Coarse- and Fine-grained Attention Network with Background-aware Loss for Crowd Density Map Estimation
This addresses crowd analysis for surveillance or public safety, with incremental improvements in accuracy and quality.
The paper tackled crowd density map estimation and people counting by proposing CFANet with a coarse-to-fine attention mechanism and a background-aware loss, resulting in outperforming previous state-of-the-art methods in count accuracy and improving map quality while reducing false recognition.

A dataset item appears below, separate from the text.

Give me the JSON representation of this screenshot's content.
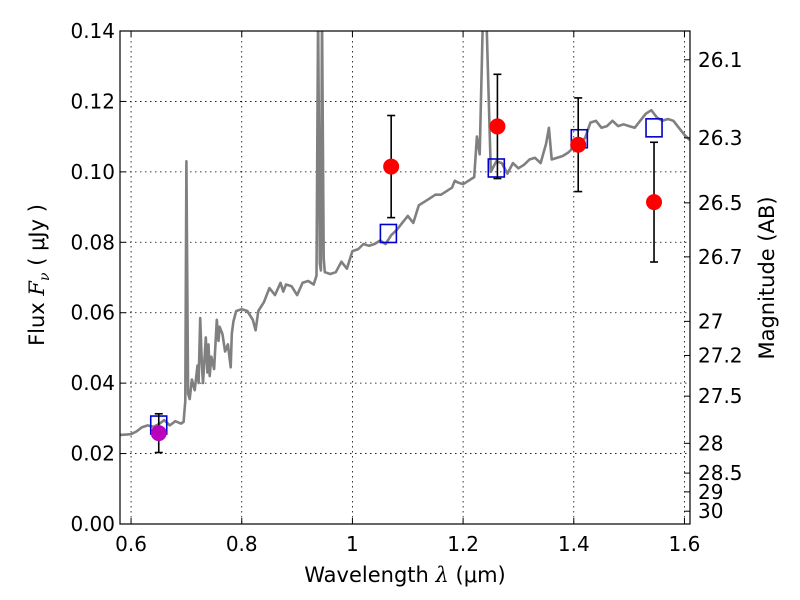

In this paper, we present a novel method Coarse- and Fine-grained Attention Network (CFANet) for generating high-quality crowd density maps and people count estimation by incorporating attention maps to better focus on the crowd area. We devise a from-coarse-to-fine progressive attention mechanism by integrating Crowd Region Recognizer (CRR) and Density Level Estimator (DLE) branch, which can suppress the influence of irrelevant background and assign attention weights according to the crowd density levels, because generating accurate fine-grained attention maps directly is normally difficult. We also employ a multi-level supervision mechanism to assist the backpropagation of gradient and reduce overfitting. Besides, we propose a Background-aware Structural Loss (BSL) to reduce the false recognition ratio while improving the structural similarity to groundtruth. Extensive experiments on commonly used datasets show that our method can not only outperform previous state-of-the-art methods in terms of count accuracy but also improve the image quality of density maps as well as reduce the false recognition ratio.